In the story of Neil Gaiman, a star made woman falls in love and together with his companion will face several adventures, in perfect magical style. In the revisitation of the Horizon Sound, which in this case are true masters, the fallen star, of unprecedented beauty, is first returned and then betrayed. A bunch of roses, a gun and the white man’s shirt get dirty with vermilion.

6) Theatres des Vampire – Carmilla

How can we talk about supernatural creatures and not mention Carmilla? Count Dracula’s less famous colleague, who came out of Sheridan Le Fanu’s pen and was brought to music by our own Theatres des Vampires.

You see her under the moon shadow
Standing near the feet of your bed
In her lacy white dress
Bathed, from her chin to her feet
In one great scarlet stain

Sonya Scarlet’s scratching voice, halfway between Gothic and Symphonic Death Metal, perfectly renders the hollow and ravenous face of the vampire woman, who almost makes fun of her different male counterparts.

 7) Sound Horizon – Ark

As usual, I’ll close with my favorite song. The Sound Horizon is back and, in the concept album Elysion, they have had the chance to test the most different musical genres and the most disturbing themes. In Ark, the setting is an asylum, which houses a subject called Soror by the medical staff. The girl has in fact murdered her brother, believing, in the grip of delirium, to be able to live in this way a happy life in his company, a life in paradise.

Hey… why did you change,
   even though we loved each other so much?’
Exchanging her tears for a smile,
   she drew closer, clutching the thing called the Ark

The only way to get into the much-vaunted Elysian Fields is to use the knife that shows off the girl: the Ark of the title. A forbidden love can only result in death and in the search for another place to abandon oneself to one’s enjoyment, without remorse. Now crazy, Soror speaks to herself. Listeners do not know if the story she tells is true, false, distorted. Her clear voice is chorused by medical reports, notes on her condition, confused and vibrant monitors.

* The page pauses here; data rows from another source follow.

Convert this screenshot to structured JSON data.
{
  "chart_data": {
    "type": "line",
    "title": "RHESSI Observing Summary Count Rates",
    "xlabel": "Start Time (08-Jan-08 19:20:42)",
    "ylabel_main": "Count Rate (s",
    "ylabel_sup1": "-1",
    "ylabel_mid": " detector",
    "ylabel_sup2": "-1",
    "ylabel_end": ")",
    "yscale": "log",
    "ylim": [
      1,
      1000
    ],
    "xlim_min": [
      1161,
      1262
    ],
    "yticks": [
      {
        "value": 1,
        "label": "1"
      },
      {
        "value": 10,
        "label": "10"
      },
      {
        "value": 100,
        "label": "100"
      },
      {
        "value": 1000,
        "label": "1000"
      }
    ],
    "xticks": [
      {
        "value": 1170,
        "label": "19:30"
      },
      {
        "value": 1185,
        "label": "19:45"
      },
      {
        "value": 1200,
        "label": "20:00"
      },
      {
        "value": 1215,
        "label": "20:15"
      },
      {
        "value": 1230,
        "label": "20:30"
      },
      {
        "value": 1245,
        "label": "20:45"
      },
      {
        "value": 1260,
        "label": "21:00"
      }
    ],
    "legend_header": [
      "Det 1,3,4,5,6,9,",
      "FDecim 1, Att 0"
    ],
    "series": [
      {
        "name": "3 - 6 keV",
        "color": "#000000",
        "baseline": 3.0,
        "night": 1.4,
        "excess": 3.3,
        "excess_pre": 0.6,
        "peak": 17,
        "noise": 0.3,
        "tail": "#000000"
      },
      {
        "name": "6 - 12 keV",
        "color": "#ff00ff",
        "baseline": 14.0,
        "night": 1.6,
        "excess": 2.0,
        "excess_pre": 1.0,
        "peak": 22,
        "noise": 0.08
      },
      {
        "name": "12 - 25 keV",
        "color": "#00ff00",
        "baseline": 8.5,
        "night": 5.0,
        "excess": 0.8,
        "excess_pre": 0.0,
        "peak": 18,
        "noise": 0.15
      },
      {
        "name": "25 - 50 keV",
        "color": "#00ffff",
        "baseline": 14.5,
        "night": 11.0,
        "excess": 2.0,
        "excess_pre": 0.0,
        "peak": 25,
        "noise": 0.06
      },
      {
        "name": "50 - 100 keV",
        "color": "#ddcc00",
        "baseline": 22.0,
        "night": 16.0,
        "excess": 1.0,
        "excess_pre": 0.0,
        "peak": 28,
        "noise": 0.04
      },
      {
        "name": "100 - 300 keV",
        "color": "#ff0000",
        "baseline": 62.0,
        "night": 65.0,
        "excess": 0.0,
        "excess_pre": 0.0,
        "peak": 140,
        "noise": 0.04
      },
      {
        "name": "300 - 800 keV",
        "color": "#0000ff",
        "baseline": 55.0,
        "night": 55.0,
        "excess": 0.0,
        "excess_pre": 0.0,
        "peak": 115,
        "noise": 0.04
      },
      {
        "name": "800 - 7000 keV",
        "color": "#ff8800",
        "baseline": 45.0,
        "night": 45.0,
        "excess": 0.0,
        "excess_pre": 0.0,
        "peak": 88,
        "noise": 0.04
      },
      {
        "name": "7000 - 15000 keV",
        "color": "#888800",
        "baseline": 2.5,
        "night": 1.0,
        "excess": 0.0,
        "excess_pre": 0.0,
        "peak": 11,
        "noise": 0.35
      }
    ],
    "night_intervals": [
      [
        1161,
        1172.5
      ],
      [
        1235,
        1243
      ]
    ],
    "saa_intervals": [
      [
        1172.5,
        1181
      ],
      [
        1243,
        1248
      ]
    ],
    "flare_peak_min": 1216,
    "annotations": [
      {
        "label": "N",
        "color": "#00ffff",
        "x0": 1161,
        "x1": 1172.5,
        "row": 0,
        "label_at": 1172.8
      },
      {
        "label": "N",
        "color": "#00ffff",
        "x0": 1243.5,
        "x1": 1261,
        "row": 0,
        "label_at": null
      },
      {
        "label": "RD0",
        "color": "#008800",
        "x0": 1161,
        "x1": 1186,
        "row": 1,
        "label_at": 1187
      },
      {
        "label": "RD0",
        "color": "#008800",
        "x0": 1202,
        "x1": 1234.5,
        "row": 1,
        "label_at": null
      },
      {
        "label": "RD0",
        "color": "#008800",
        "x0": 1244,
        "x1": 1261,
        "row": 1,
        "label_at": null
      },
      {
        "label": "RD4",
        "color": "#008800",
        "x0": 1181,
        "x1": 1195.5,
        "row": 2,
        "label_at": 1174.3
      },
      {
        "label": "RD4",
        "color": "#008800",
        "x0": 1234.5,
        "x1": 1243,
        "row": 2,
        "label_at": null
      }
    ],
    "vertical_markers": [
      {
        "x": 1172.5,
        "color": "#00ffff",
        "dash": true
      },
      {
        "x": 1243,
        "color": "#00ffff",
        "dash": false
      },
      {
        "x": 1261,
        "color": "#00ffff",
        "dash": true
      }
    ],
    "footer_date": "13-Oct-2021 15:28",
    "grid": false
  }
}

There are no major warnings to make. They are songs of death and love, of evocations and cruelty that, when listened to, may seem very common. The Femme Fatale, which came to life as a literary “type” back in the 19th century, is still interpreted differently today. Sometimes, as a symbol of obscure emancipation, others as a pure instrument of fantasy. That women, however, even in the horrific field, deserve more attention can not be denied. Finally, I strongly recommend listening, if you have not already done so, to Stardust and Ark, who boast a very important text. Despite the ambiguity and restlessness of the stories, they are little gems that are far too unknown.